Member of the Chamber of Deputies
- In office 15 May 1941 – 15 May 1949
- Constituency: Valdivia, La Unión and Osorno

Personal details
- Born: 27 June 1890 Constitución, Chile
- Died: 24 November 1955 (aged 65) Santiago, Chile
- Party: Liberal Party; Liberal Progressive Party;
- Spouse: Hortensia Agüero
- Occupation: Civil engineer; Politician

= Jorge Bustos León =

Chilean politician (1890–1955)

Jorge Bustos León (27 June 1890 – 24 November 1955) was a Chilean civil engineer and politician who served as Mayor of Valdivia and as a Deputy for Valdivia, La Unión and Osorno between 1941 and 1949.

== Biography ==
He was born in Constitución, the son of Pedro Tomás Bustos Gutiérrez and Clarisa León Bravo. His maternal aunt, Lucrecia León Bravo, was the mother of the pianist Claudio Arrau. He studied at the Liceo de Talca, the Instituto Nacional General José Miguel Carrera, and the Faculty of Engineering of the Universidad de Chile, graduating as a civil engineer in 1915. He married Hortensia Agüero.

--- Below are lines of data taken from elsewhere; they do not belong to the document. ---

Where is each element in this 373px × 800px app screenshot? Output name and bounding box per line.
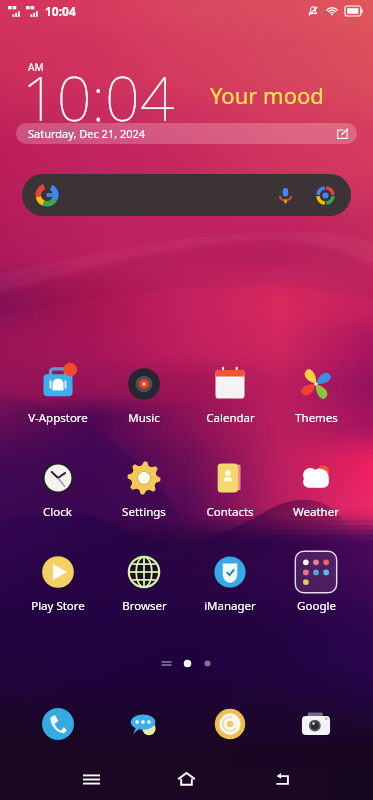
staticText: 10:04 [45,3,76,19]
staticText: Play Store [31,598,85,614]
staticText: V-Appstore [28,410,88,426]
button[interactable]: Clock [14,456,101,520]
button[interactable]: Home [165,758,207,800]
button[interactable]: Saturday, Dec 21, 2024 [16,123,357,144]
staticText: Themes [295,410,338,426]
button[interactable]: Browser [101,550,187,614]
staticText: Saturday, Dec 21, 2024 [28,126,146,141]
button[interactable]: Camera [297,705,335,743]
button[interactable]: Weather [273,456,359,520]
button[interactable]: Play Store [14,550,101,614]
staticText: Settings [122,504,166,520]
staticText: AM [28,60,44,74]
button[interactable]: Recents [70,758,112,800]
staticText: Calendar [206,410,255,426]
button[interactable]: Back [262,758,304,800]
staticText: Browser [122,598,167,614]
staticText: Your mood [210,80,324,110]
staticText: Weather [293,504,339,520]
button[interactable]: Music [101,362,187,426]
button[interactable]: iManager [187,550,273,614]
button[interactable]: Calendar [187,362,273,426]
button[interactable]: Settings [101,456,187,520]
button[interactable]: Messages [125,705,163,743]
staticText: Clock [43,504,72,520]
staticText: Contacts [206,504,254,520]
button[interactable]: V-Appstore [14,362,101,426]
button[interactable] [22,174,351,216]
staticText: iManager [204,598,256,614]
button[interactable]: Google [273,550,359,614]
button[interactable]: Phone [39,705,77,743]
button[interactable]: Themes [273,362,359,426]
button[interactable]: Browser [211,705,249,743]
button[interactable]: Contacts [187,456,273,520]
staticText: 10:04 [22,56,175,139]
staticText: Music [128,410,160,426]
staticText: Google [297,598,336,614]
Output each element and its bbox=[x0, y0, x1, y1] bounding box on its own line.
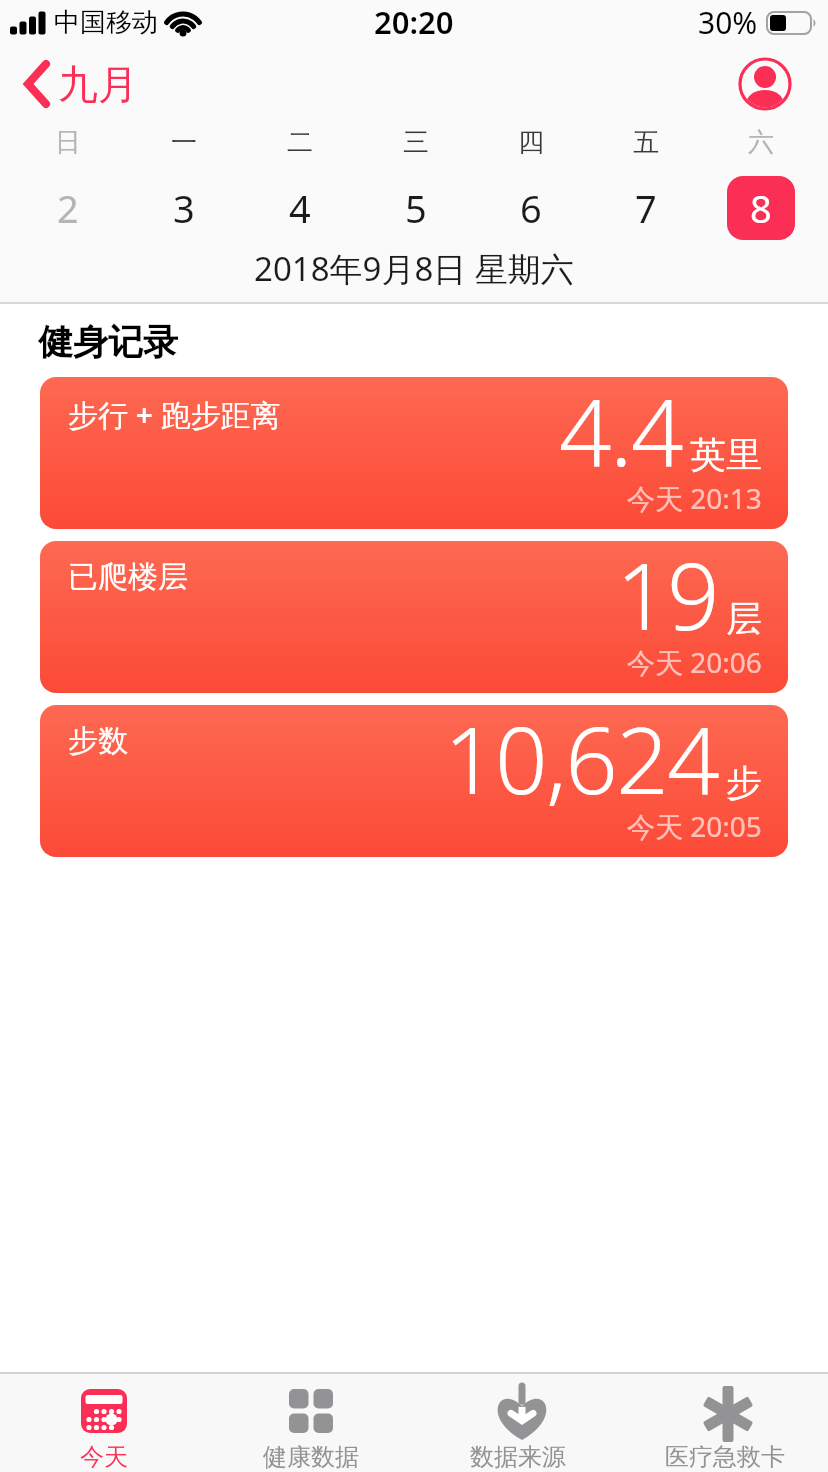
staticText: 数据来源 bbox=[470, 1442, 566, 1472]
staticText: 二 bbox=[287, 126, 313, 159]
staticText: 已爬楼层 bbox=[68, 558, 188, 596]
staticText: 英里 bbox=[690, 432, 762, 477]
staticText: 一 bbox=[171, 126, 197, 159]
staticText: 3 bbox=[173, 182, 195, 234]
staticText: 九月 bbox=[58, 59, 138, 109]
staticText: 19 bbox=[616, 541, 719, 657]
staticText: 中国移动 bbox=[54, 6, 158, 39]
staticText: 今天 20:05 bbox=[627, 807, 762, 845]
staticText: 今天 20:06 bbox=[627, 643, 762, 681]
staticText: 4 bbox=[289, 182, 311, 234]
staticText: 8 bbox=[750, 182, 772, 234]
staticText: 步 bbox=[726, 760, 762, 805]
staticText: 健身记录 bbox=[38, 320, 178, 364]
staticText: 层 bbox=[726, 596, 762, 641]
staticText: 30% bbox=[698, 2, 758, 43]
staticText: 今天 bbox=[80, 1442, 128, 1472]
staticText: 6 bbox=[520, 182, 542, 234]
staticText: 20:20 bbox=[374, 1, 454, 43]
staticText: 2 bbox=[57, 182, 79, 234]
staticText: 2018年9月8日 星期六 bbox=[254, 246, 574, 291]
staticText: 六 bbox=[748, 126, 774, 159]
staticText: 7 bbox=[635, 182, 657, 234]
staticText: 医疗急救卡 bbox=[665, 1442, 785, 1472]
staticText: 五 bbox=[633, 126, 659, 159]
staticText: 健康数据 bbox=[263, 1442, 359, 1472]
staticText: 10,624 bbox=[444, 705, 719, 821]
staticText: 四 bbox=[518, 126, 544, 159]
staticText: 日 bbox=[55, 126, 81, 159]
staticText: 步行 + 跑步距离 bbox=[68, 394, 281, 435]
staticText: 今天 20:13 bbox=[627, 479, 762, 517]
staticText: 三 bbox=[403, 126, 429, 159]
staticText: 5 bbox=[405, 182, 427, 234]
staticText: 4.4 bbox=[559, 377, 683, 493]
staticText: 步数 bbox=[68, 722, 128, 760]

He worked for the Empresa de los Ferrocarriles del Estado (EFE) between 1915 and 1927 as Chief Engineer of Traction and Workshops. Later, he served as an appraisal expert for the Caja de Crédito Hipotecario and managed his estate “Guai-Guai” in the Riñihue area.

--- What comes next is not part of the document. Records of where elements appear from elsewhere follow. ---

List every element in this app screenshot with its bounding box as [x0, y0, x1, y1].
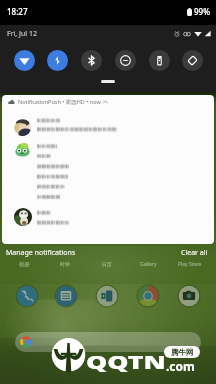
button[interactable]: Messages [55, 285, 77, 307]
staticText: 日历 [102, 261, 112, 267]
button[interactable]: Do not disturb [115, 50, 136, 71]
staticText: Play Store [178, 261, 202, 268]
button[interactable]: Google search [15, 332, 201, 352]
staticText: 相册 [19, 261, 29, 267]
button[interactable]: Phone [16, 285, 38, 307]
staticText: QQTN [86, 351, 166, 374]
staticText: 腾牛网 [171, 348, 194, 357]
staticText: Fri, Jul 12 [7, 29, 37, 39]
button[interactable]: Bluetooth [81, 50, 102, 71]
staticText: Gallery [140, 261, 157, 268]
staticText: 18:27 [7, 6, 28, 17]
staticText: Clear all [181, 248, 208, 258]
button[interactable]: Store [96, 285, 118, 307]
staticText: 99% [194, 6, 210, 17]
button[interactable]: Auto rotate [182, 50, 203, 71]
other: QQTN logo [51, 338, 86, 373]
staticText: .com [166, 358, 195, 374]
button[interactable]: Manage notifications [6, 248, 76, 258]
staticText: Manage notifications [6, 248, 76, 258]
staticText: 时钟 [60, 261, 70, 267]
button[interactable]: Chrome [137, 285, 159, 307]
button[interactable]: Flashlight [149, 50, 170, 71]
button[interactable]: Clear all [181, 248, 208, 258]
staticText: NotificationPush • 家园HD • now [18, 98, 101, 106]
button[interactable]: Mobile data [47, 50, 68, 71]
button[interactable]: NotificationPush • 家园HD • now [2, 95, 214, 244]
button[interactable]: Wi-Fi [14, 50, 35, 71]
button[interactable]: Camera [178, 285, 200, 307]
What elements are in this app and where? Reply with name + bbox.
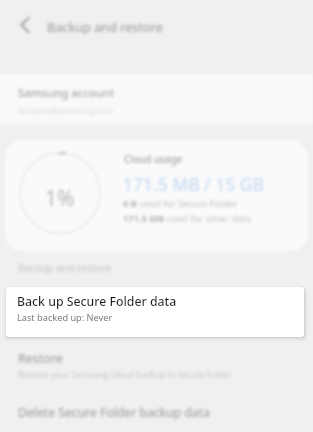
staticText: Restore [18, 350, 63, 367]
staticText: Delete Secure Folder backup data [18, 404, 210, 421]
button[interactable]: 1% [5, 140, 308, 251]
staticText: Backup and restore [18, 261, 112, 275]
button[interactable]: Back up Secure Folder data [0, 284, 313, 330]
staticText: Backup and restore [47, 18, 163, 35]
button[interactable]: Back [13, 13, 37, 37]
staticText: 171.5 MB / 15 GB [123, 172, 264, 196]
button[interactable]: Delete Secure Folder backup data [0, 396, 313, 432]
staticText: Cloud usage [124, 152, 183, 166]
staticText: 0 B used for Secure Folder [123, 197, 238, 210]
staticText: Restore your Samsung Cloud backup to Sec… [18, 369, 233, 381]
staticText: Last backed up: Never [18, 310, 107, 322]
staticText: account@samsung.com [18, 105, 114, 117]
staticText: Last backed up: Never [17, 311, 113, 324]
button[interactable]: Back up Secure Folder data [6, 287, 304, 337]
button[interactable]: Samsung account [0, 74, 313, 124]
staticText: Samsung account [18, 85, 115, 101]
staticText: Back up Secure Folder data [18, 292, 171, 308]
staticText: 1% [45, 184, 75, 213]
staticText: 171.5 MB used for other data [123, 212, 252, 225]
button[interactable]: Restore [0, 340, 313, 388]
staticText: Back up Secure Folder data [17, 293, 177, 310]
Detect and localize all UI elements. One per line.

Originally a member of the Liberal Party, he became Mayor of Valdivia in 1934.

In 1937 he ran as the candidate of the Alianza Popular Libertadora in a by-election to fill the vacancy left by the death of Deputy Manuel Antonio Luna. He obtained 6,097 votes and was defeated by Samuel Valck Vega of the Democratic Party.

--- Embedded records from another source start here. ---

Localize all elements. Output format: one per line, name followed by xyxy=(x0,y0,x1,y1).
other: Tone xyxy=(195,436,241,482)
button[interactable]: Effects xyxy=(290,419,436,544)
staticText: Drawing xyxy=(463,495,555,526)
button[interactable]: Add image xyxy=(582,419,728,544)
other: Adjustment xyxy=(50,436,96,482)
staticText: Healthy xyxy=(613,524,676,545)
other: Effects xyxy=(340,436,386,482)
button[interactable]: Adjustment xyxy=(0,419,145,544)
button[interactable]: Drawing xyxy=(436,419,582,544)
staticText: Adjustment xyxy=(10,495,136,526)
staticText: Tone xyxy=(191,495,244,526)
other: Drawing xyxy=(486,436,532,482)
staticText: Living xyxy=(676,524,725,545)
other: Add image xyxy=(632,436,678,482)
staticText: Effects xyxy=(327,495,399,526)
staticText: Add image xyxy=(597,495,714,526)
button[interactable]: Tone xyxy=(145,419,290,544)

He was elected Deputy for Valdivia, La Unión and Osorno for the 1941–1945 term, serving on the Permanent Committees on Public Education and Industries. He was re-elected for the 1945–1949 term, now as a member of the Liberal Progressive Party, and served on the Permanent Committee on Internal Government, Labour and Social Legislation.

He belonged to the Rotary Club and the German Club of Valdivia. Bustos León died in Santiago in 1955.